What is Talent Management, really?

talentTalent management is a systematic, comprehensive process to attract, retain, assess, identify, motivate and develop team members at [company].”

“Broadly defined, talent management is the implementation of integrated strategies or systems designed to increase workplace productivity by developing improved processes for attracting, developing, retaining and utilizing people with the required skills and aptitude to meet current and future business needs.” (2006 SHRM Research Quarterly)

Blah, blah, blah

That first definition is one I wrote when I began designing a talent management program at a former employer.  My boss wanted a tangible definition that executive leadership would understand.  But in retrospect, it is boring, and sounds a lot like one more HR program that’s getting in the way of leadership getting their “real” work done.

The second definition is right from SHRM itself.

Does the definition really need to include those popular HR buzzwords “attract, retain and develop?”  If there is a true partnership for continuous learning and career growth, doesn’t that imply that people will be lining up to join the organization?  Doesn’t it infer that they will stay because they are fulfilled?

Talent management is a living, breathing, dynamic element of an organizational culture that fosters continuous learning and career growth as a partnership between employees and the organization.

That’s more exciting, isn’t it?  It’s no longer a “program”, it’s a way of life.  It isn’t “something more for the leader to do”, it is the way leaders lead.   It doesn’t have a beginning or end, and it isn’t an “event.”  It is woven into the fiber of the organization.

Of course, we have to start somewhere, and a solidly designed process is necessary to ensure that talent management remains a dynamic element of the culture.   What should that process entail?  I have some thoughts….

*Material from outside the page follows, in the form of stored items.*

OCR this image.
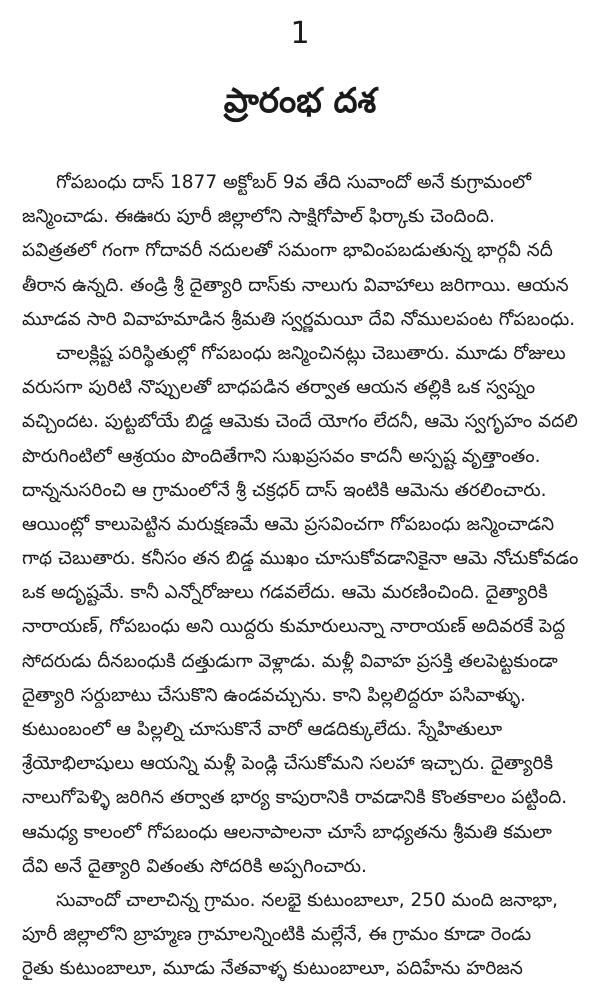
1
ప్రారంభ దశ
గోపబంధు దాస్ 1877 అక్టోబర్ 9వ తేది సువాందో అనే కుగ్రామంలో
జన్మించాడు. ఈఊరు పూరీ జిల్లాలోని సాక్షిగోపాల్ ఫిర్కాకు చెందింది.
పవిత్రతలో గంగా గోదావరీ నదులతో సమంగా భావింపబడుతున్న భార్గవీ నదీ
తీరాన ఉన్నది. తండ్రి శ్రీ దైత్యారి దాస్‌కు నాలుగు వివాహాలు జరిగాయి. ఆయన
మూడవ సారి వివాహమాడిన శ్రీమతి స్వర్ణమయీ దేవి నోములపంట గోపబంధు.
చాలక్లిష్ట పరిస్థితుల్లో గోపబంధు జన్మించినట్లు చెబుతారు. మూడు రోజులు
వరుసగా పురిటి నొప్పులతో బాధపడిన తర్వాత ఆయన తల్లికి ఒక స్వప్నం
వచ్చిందట. పుట్టబోయే బిడ్డ ఆమెకు చెందే యోగం లేదనీ, ఆమె స్వగృహం వదలి
పొరుగింటిలో ఆశ్రయం పొందితేగాని సుఖప్రసవం కాదనీ అస్పష్ట వృత్తాంతం.
దాన్ననుసరించి ఆ గ్రామంలోనే శ్రీ చక్రధర్ దాస్ ఇంటికి ఆమెను తరలించారు.
ఆయింట్లో కాలుపెట్టిన మరుక్షణమే ఆమె ప్రసవించగా గోపబంధు జన్మించాడని
గాథ చెబుతారు. కనీసం తన బిడ్డ ముఖం చూసుకోవడానికైనా ఆమె నోచుకోవడం
ఒక అదృష్టమే. కానీ ఎన్నోరోజులు గడవలేదు. ఆమె మరణించింది. దైత్యారికి
నారాయణ్, గోపబంధు అని యిద్దరు కుమారులున్నా నారాయణ్ అదివరకే పెద్ద
సోదరుడు దీనబంధుకి దత్తుడుగా వెళ్లాడు. మళ్లీ వివాహ ప్రసక్తి తలపెట్టకుండా
దైత్యారి సర్దుబాటు చేసుకొని ఉండవచ్చును. కాని పిల్లలిద్దరూ పసివాళ్ళు.
కుటుంబంలో ఆ పిల్లల్ని చూసుకొనే వారో ఆడదిక్కులేదు. స్నేహితులూ
శ్రేయోభిలాషులు ఆయన్ని మళ్లీ పెండ్లి చేసుకోమని సలహా ఇచ్చారు. దైత్యారికి
నాలుగోపెళ్ళి జరిగిన తర్వాత భార్య కాపురానికి రావడానికి కొంతకాలం పట్టింది.
ఆమధ్య కాలంలో గోపబంధు ఆలనాపాలనా చూసే బాధ్యతను శ్రీమతి కమలా
దేవి అనే దైత్యారి వితంతు సోదరికి అప్పగించారు.
సువాందో చాలాచిన్న గ్రామం. నలభై కుటుంబాలూ, 250 మంది జనాభా,
పూరీ జిల్లాలోని బ్రాహ్మణ గ్రామాలన్నింటికి మల్లేనే, ఈ గ్రామం కూడా రెండు
రైతు కుటుంబాలూ, మూడు నేతవాళ్ళ కుటుంబాలూ, పదిహేను హరిజన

The process needs to be a fundamental expectation of leadership.  Given the busy-ness of today’s organization, regular and candid dialogue between leaders and employees gets pushed aside in favor of “real work”.  This IS the real work of leadership.  Leaders must be clear on the role, and their skills must be developed and strengthened.

The process needs to be meaningful to the employee, the leader and the organization.  The employee needs insightful and helpful feedback, the leader needs to see improved performance and the organization needs to have data to assess the effectiveness of the process.

The process needs to be relevant.  The employee needs feedback both about performance in his current job, but also about his future possibilities.  The leader needs to be engaging in dialogue that relates to her department’s mission and work so that there is a “return on the dialogue.”

The process needs to be fair and consistent.  Employees and leaders alike need to trust the system, meaning that when talent assignments occur, they occur to those who are perceived as competent and deserving.  This means it must be inextricably linked to performance, and that performance management must be meaningful, relevant and fair.  Making this happen certainly sounds like strategic HR to me.

The process needs to be simple.  The collection of performance and talent data so that the organization can assess the effectiveness of the process can’t take hours on end at a single point in time.  Then it becomes a burden to leadership, and causes apprehension for employees.  If meaningful dialogue is occurring regularly as part of leadership role, the actual documentation can be simple if leaders are trusted to have meaningful, relevant and regular dialogue with their employees about performance and development.

The key here is leaders who know their role as talent managers, are skilled at the role, and execute effectively.  The process is merely a confirmation that the role is being carried out, along with documenting the results of the effort.

If talent management is woven into the fiber of the organization, then senior leadership is holding their leaders accountable.  The accountability is in the dialogue, not the documentation.

Would it make sense, then, to suggest that HR has their work cut out for them in developing a talent management culture, starting with developing leaders to create an atmosphere of continuous learning and career growth?

Does this describe talent management in your organization?  If not, it might provide a good framework with which to evaluate and redesign.

3 thoughts on “What is Talent Management, really?”

  1. While your thoughts ARE elevant and I concur, they are tall orders and often difficult to execute. However, they can be created in organizations with good leadership and partnering between HRM and the organizations learning professionals. In agree it must become a culture and not a program. http://nxtbk.co/9nv

  2. Thanks, Kevin! You can probably tell my “N” is showing – great idea, difficult to execute. And without executive sponsor, probably impossible. What fascinated me though was the concept of treating the “program” not like a program, but like a way of life. I wonder if the semantics are really as different as they seem to me.

    Like your article – I would offer though that the talent management programs I’ve been associated with in the private sector have competitive recruitment as well, not appointed.